Foram abertas apenas 60 vagas, mas no espaço de duas semanas o Centro de Estudos Judiciários (CEJ) recebeu mais de 1400 candidaturas ao processo de recrutamento extraordinário de administradores de insolvência lançado no início do ano. Cada inscrição custava 65 euros, pelo que, no total, foram pagos mais de 93 mil euros pelos candidatos. A selecção começa já na próxima semana, mas os eleitos só deverão ser conhecidos em Abril.

A Justiça recebeu um total de 1434 candidaturas entre 2 e 16 de Janeiro. Um número que o CEJ não considera elevado porque “há cerca de dez anos que não era feito um procedimento semelhante”, apesar de estarem previstas novas admissões à classe desde 2004. Era, por isso, “expectável que fossem apresentadas muitas candidaturas”, acrescentou fonte oficial do organismo tutelado pelo ministério de Paula Teixeira da Cruz.

Os júris escolhidos para este recrutamento extraordinário vão reunir a partir de dia 17, a próxima segunda-feira, para “apreciação das candidaturas e selecção dos candidatos” a ocupar as 60 vagas. O CEJ espera concluir este processo “durante o mês de Abril”, comunicando nessa altura a data de início do estágio obrigatório de acesso à profissão. O organismo garantiu que o elevado número de candidaturas não implicou “qualquer alteração aos prazos definidos” no regulamento do concurso.

As regras deste recrutamento, que foram conhecidas no final do ano passado, implicam o pagamento de 65 euros por inscrição, que o CEJ confirmou terem sido cobrados a todos os candidatos para “fazer face aos custos” a suportar com o processo. Isto significa que, no total, os 1434 inscritos pagaram 93.210 euro, que não serão reembolsados, mesmo que não sejam escolhidos.

Este concurso extraordinário é o último passo que falta dar na chamada reforma das insolvências, lançada em 2012 por exigência da troika e que, além de uma revisão da lei, implicou também a criação do Processo Especial de Revitalização (para empresas pré-insolventes que querem negociar as dívidas nos tribunais com vista à recuperação) e do Sistema de Recuperação de Empresas por Via Extrajudicial (um mecanismo gerido pelo Iapmei que foi reformulado e em que as dívidas são negociadas fora dos tribunais). Foi ainda criado um novo estatuto para os administradores de insolvência, que, entre outros, faz depender a sua remuneração do sucesso na viabilização de negócios em dificuldades financeiras.

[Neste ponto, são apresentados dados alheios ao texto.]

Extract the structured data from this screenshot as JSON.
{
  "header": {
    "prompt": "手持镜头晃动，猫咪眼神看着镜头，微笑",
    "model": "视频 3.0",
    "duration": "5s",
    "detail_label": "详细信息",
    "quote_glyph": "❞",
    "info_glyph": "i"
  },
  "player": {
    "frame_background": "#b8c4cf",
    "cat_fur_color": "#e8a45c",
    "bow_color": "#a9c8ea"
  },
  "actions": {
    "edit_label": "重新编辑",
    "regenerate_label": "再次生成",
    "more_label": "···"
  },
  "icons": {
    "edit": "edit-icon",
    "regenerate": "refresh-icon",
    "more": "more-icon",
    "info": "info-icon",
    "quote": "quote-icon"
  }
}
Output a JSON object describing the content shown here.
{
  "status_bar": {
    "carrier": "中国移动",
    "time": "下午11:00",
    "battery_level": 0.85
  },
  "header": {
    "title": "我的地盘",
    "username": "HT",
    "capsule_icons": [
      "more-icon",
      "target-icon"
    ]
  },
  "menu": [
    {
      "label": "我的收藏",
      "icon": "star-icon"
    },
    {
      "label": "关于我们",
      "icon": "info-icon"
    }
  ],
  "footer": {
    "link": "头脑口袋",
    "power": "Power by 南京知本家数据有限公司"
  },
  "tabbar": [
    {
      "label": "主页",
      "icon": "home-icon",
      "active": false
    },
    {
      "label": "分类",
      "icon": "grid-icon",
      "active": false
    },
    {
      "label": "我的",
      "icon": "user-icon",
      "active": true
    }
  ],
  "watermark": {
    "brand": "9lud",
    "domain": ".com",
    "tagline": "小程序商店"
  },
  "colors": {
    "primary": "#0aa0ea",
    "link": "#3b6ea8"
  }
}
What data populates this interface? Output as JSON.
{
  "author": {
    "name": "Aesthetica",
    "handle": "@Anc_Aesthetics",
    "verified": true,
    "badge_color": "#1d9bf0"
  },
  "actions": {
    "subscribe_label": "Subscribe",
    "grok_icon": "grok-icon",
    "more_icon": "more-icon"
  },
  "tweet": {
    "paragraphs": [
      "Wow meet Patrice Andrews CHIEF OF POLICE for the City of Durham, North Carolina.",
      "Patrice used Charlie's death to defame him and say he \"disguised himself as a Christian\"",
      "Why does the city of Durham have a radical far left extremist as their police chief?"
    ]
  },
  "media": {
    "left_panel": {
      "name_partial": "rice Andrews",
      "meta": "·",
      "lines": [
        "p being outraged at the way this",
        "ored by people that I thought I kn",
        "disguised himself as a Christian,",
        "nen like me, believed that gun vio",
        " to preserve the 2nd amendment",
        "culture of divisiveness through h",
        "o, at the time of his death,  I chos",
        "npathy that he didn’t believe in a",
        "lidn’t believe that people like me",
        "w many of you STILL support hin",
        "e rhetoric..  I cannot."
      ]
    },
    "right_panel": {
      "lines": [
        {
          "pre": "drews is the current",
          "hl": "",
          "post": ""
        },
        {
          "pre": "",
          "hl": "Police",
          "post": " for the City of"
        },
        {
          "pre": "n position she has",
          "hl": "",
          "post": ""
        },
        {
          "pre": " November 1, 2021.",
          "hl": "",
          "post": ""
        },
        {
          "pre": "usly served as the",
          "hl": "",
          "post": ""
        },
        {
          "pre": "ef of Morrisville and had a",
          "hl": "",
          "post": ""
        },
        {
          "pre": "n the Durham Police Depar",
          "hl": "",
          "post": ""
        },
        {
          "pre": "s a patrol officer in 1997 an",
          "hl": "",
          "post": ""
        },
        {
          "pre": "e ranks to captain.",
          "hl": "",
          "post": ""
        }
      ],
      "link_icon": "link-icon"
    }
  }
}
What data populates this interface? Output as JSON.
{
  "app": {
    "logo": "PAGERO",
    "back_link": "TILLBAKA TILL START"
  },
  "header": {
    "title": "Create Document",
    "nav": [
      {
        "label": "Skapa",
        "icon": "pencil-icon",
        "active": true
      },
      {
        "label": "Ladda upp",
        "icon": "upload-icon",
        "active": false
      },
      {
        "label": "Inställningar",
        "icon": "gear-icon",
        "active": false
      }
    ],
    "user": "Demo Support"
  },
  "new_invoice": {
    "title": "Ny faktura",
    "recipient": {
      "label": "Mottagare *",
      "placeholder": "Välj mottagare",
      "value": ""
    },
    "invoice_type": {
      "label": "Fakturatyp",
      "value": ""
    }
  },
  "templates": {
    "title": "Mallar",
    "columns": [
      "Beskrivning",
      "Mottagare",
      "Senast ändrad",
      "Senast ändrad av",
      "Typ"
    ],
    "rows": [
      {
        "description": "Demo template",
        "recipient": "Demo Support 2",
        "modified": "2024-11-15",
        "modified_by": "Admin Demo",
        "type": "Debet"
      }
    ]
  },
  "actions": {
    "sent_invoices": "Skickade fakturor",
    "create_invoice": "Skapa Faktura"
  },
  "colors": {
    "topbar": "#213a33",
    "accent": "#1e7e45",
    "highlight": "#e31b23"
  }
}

A classe reclamava, já há muitos anos, que fossem admitidos novos profissionais, porque hoje existem apenas 300 em Portugal para acompanhar os muitos milhares de casos de insolvência que entram nos tribunais todos os anos (e a que se vieram somar os processos de revitalização, a partir de Maio de 2012). Apesar de, no ano passado, ter havido uma queda no número de empresas e particulares declarados insolventes, a fasquia continua muito elevada, tendo-se registado 18.500 falências judiciais entre Janeiro e Dezembro – ou seja, menos 0,7% face ao período homólogo.

Do lado das empresas, e depois dos consecutivos aumentos desde 2008, verificou-se um recuo de 10,1% para 5608 processos, aos quais se juntaram 12.930 insolvências de particulares (que representaram 69,7% do total). No caso das famílias em dificuldades financeiras, voltou a registar-se um aumento, embora mais ténue, de 4% face a 2012. A queda global no número de falências judiciais não pode ser dissociada do impulso a que se assistiu nas adesões ao processo de revitalização, ao qual recorreram 1527 pessoas e empresas no ano passado.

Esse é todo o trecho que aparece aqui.